One day, I was leaving the office wearing the HD67 and I ran into a client who always wears a Lange. He asked to see what was on my wrist because we always talk watches. You should have seen his admiration for the HD67 — the retro style really appeals to watch guys. The next day, I had a lunch meeting with a corporate banker, he stared at the HD67 the whole time. He never said anything, but I could see him wondering what was on my wrist. The HD67 combines style, presence, proportions and quality that command respect. And that’s how I FELT when I was wearing it. I felt like I had a serious timepiece on my wrist that could hold its own in any company.
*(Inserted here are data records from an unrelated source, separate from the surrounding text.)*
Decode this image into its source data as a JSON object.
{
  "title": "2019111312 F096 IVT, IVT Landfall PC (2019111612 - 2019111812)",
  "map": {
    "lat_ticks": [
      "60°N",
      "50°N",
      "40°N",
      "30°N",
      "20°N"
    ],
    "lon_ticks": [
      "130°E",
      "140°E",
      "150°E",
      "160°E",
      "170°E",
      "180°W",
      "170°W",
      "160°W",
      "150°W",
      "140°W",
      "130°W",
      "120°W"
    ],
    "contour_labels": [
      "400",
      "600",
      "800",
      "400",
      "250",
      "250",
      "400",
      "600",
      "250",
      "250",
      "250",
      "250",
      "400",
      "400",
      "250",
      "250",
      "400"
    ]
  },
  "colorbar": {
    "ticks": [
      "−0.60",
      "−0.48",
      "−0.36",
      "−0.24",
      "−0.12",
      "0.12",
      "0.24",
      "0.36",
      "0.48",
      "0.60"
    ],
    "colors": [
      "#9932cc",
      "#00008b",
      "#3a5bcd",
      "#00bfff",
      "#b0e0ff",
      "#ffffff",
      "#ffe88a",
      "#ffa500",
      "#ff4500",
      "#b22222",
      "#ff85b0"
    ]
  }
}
I must say that, as the days went by, the HD67 began to feel much more at home with business attire than with hoodies and jeans. Yes, it is a rugged tool watch that can do it all. But it feels more in its element when dressed up for a big meeting or cocktail. The only things I would change about the HD67 are some minor cosmetic things. The quality, wrist presence, movement and case design are superb. If I had an HD67 in my own collection, it would get a lot of wrist time and it would see a lot of action in client-facing situations. For the price, you would have a hard time doing better than the Longines Heritage Diver 1967.